Идею дезавуировала ее собственная и вполне очевидная стратегическая лживость: сверхдержава может быть лишь передовой, то есть технологической, а не энергетической. А тотальная коррупция, возведенная едва ли не в смысл жизни компрадорского правящего класса и основу государственного строя (характерно нежелание официально интересоваться происхождением капиталов бывшего депутата Пехтина, в роли председателя думской комиссии по этике исполнявшем обязанности живой совести правящей тусовки), не совместима не то что со сверхдержавой, но даже с суверенитетом.
«Энергетическая сверхдержава» была невозможна и из-за разложения государственного менеджмента, способного понимать и демонстрировать только голую (и отнюдь не «мягкую») силу. Воровство — простое занятие и ведет потому к падению не только морали, но и интеллекта.
В итоге из-за патологической политики, вынуждавшей даже Украину до нацистского переворота закупать наш газ у Германии, «энергетическую сверхдержаву» в конце концов, предпочли забыть сами ее авторы.
Но «сланцевая революция», в ходе которой США еще в 2009 году обогнали Россию по добыче газа, подвела черту.
Стало ясно: тотальная коррупция в интересах компрадорской «офшорной аристократии» доживает последние годы: воровать станет нечего и не у кого, и это разрушит неформальный «гражданский договор», лежащий в основе всей четверти века национального предательства.
Старая идеология грабежа советского наследия и легализации разворованного в фешенебельных странах умирает, — причем вместе с некоторыми из этих стран, не выживающих в глобальном кризисе.
На повестке дня — вопрос о новой идеологии нового правящего класса, которая придет взамен идеологии воровства. Эта идеология будет прямым следствием главного дела общества.
Понятно, что в условиях Смуты, — неважно, вызванной межклановой сварой, коррупционным гниением или же обесценением сырья, — главным делом станет выживание.
Для выживания нужно восстановление инфраструктуры: мы не Украина, способная пережить почти любую власть, просто кормясь «с огорода».
А ограниченность ресурсов (накопленные резервы частью будут украдены, частью сгорят в аду глобального кризиса) не даст восстановить советскую инфраструктуру: понадобятся новые, дешевые и гибкие технологии.
Потому, если ключом к современной России является воровство элит, кощунственно возведенное (подобно демократии на Западе) в ранг почти религии, ключ к нашему будущему прост и прозаичен: модернизация инфраструктуры.
Все, помогающее решению этой задачи, даже уродливое, — расцветет и продолжится; все мешающее, даже законное и гуманное, — будет убито.

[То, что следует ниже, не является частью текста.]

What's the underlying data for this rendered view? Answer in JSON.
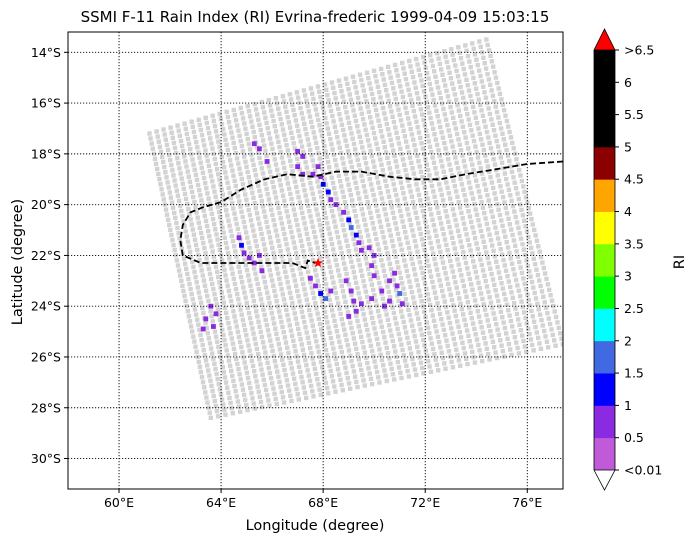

Здесь нет выбора: грядущее — не грузовик на встречке, от него можно увернуться лишь в могилу.
Единственный способ выживания в глобальной депрессии — модернизация инфраструктуры — резко снизит издержки и не просто повысит деловую активность, но и сменит все «правила игры». Ведь придется подавлять коррупцию и произвол монополий, сталинско-мичуринскими методами прививая правящему классу ответственность, — а требуемый масштаб деятельности в принципе изменит лицо нашей Родины.
Легко сказать «модернизация инфраструктуры» и радоваться, что это единственная сфера, в которой государство гарантированно, из-за высокой капиталоемкости и длительной окупаемости проектов, не вступит в недобросовестную конкуренцию с бизнесом.

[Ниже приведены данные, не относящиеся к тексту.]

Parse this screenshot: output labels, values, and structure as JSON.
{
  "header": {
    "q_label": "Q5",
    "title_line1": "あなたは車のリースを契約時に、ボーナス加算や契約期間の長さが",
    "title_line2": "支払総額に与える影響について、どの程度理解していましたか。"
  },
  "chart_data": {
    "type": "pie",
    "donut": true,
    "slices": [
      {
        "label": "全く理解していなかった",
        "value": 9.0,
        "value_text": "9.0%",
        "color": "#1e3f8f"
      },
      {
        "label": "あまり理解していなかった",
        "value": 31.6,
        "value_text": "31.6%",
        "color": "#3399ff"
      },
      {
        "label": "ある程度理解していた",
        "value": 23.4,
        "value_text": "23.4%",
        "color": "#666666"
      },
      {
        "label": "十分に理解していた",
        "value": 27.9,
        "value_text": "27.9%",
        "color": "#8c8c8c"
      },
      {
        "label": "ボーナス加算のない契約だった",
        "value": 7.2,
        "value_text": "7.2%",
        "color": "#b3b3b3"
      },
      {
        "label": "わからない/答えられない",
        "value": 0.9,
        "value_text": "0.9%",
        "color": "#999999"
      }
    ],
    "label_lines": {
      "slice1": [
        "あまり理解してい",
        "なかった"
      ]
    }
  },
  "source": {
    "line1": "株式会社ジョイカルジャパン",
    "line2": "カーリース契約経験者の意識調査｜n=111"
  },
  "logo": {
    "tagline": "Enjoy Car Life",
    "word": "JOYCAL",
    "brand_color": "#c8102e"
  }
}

Но ведь эта «сфера» всеобъемлюща!
Она включает не только автодороги, плата за проезд по которым должна компенсировать ремонт, но не строительство (слишком дорогой проезд затормозит развитие), и ЖКХ, гарантированная доходность модернизации которого делает его естественным объектом вложения страховых и пенсионных взносов. Это еще и энергосистема, железные дороги, неэкспортное судоходство, гидротехнические и мелиоративные сооружения, аэродромное хозяйство и даже почта!
Масштаб требуемых под страхом смерти работ колоссален и сам по себе изменит все нормы поведения.
А законность и даже демократия вырастут позже — из благосостояния, которое несет с собой дешевая и качественная инфраструктура.
Ведь свобода, что бы ни твердили теоретики, — прежде всего избыток инфраструктуры.